GLAAD’s annual Accelerating Acceptance study measures American society’s attitudes and level of comfort towards LGBTQ Americans. Their latest report has recorded a steady increase in many key areas of acceptance, but this year found some distinct changes of note: non-LGBTQ Americans feel increased confusion around the letters and terms used to describe the community, with a majority inaccurately associating the term LGBTQ with being mostly about sexual orientation. Most alarmingly, LGBTQ people are reporting an increased incidence of discrimination, falling in particular on LGBTQ people of color and transgender and non-binary people.
A significant majority of the LGBTQ community – a startling 70 percent – says that discrimination has increased over the past two years. It is taking place not in distant, seldom-visited corners of their experience, but in their daily lives with family, in the workplace, on social media, in public accommodations and in interactions with people at their children’s schools.
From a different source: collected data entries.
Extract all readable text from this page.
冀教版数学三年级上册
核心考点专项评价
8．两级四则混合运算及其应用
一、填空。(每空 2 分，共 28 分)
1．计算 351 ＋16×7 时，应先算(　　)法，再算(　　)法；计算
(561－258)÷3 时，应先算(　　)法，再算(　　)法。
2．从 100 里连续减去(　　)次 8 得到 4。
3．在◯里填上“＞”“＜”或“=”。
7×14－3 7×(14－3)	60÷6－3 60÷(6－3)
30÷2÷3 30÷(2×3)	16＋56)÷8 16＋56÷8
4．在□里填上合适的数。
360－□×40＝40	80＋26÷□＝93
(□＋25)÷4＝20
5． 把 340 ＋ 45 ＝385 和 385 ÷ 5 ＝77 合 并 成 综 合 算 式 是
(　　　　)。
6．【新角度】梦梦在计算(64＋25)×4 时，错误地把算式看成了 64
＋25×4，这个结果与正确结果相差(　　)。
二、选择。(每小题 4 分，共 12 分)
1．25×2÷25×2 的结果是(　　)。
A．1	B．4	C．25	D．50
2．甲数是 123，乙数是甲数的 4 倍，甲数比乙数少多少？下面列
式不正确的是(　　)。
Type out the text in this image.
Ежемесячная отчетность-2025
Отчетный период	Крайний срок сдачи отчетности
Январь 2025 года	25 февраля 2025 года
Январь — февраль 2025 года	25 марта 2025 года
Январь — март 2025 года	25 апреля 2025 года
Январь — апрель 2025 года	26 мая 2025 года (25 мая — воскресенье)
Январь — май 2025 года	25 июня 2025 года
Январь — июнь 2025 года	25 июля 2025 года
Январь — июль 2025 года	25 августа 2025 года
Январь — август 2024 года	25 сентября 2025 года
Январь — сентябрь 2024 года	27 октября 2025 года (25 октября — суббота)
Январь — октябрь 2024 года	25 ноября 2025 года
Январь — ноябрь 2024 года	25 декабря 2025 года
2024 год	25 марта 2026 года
We found that more than half (54 percent) of transgender and non-binary people feel unsafe walking in their own neighborhoods, compared to 36 percent of all LGBTQ adults, as well as less safe in various environments from work to social media or in a typical store. More Gen Z Americans are out as LGBTQ than any other generation, yet a majority of individuals (56 percent) are more fearful for their personal safety in 2022 than in the prior two years.
These findings are distressing, but not unforeseen. Legislation targeting LGBTQ people and youth, including censorship in classrooms, book bans, bans on evidence-based healthcare and access to school sports, has ballooned since 2020 to nearly 250 bills introduced in statehouses across the nation. Eight in ten LGBTQ people strongly agree they wish there was more legislative action at the federal level to protect them as an LGBTQ person.
The good news is that the LGBTQ community is aligned, activated, and united. Three out of four LGBTQ adults strongly agree that visibility in society is essential to gaining increased equality and acceptance. A significant majority are committed to maintaining their visibility and supporting everyone in the community. Representation in the media is more important than ever, and 64 percent strongly agree they feel proud and supported when there is accurate LGBTQ inclusion in the media.
The 2022 Accelerating Acceptance study clearly shows the destructive repercussions of inaccurate rhetoric and baseless legislation, and underscores the necessity of GLAAD’s crucial role in the ongoing fight for full LGBTQ equality and acceptance. The rise in discrimination in public, political, and private spheres makes it very clear that passing the Equality Act, legislation that will secure federal protections for the LGBTQ community in areas of life, which have long remained vulnerable, has never been more critical.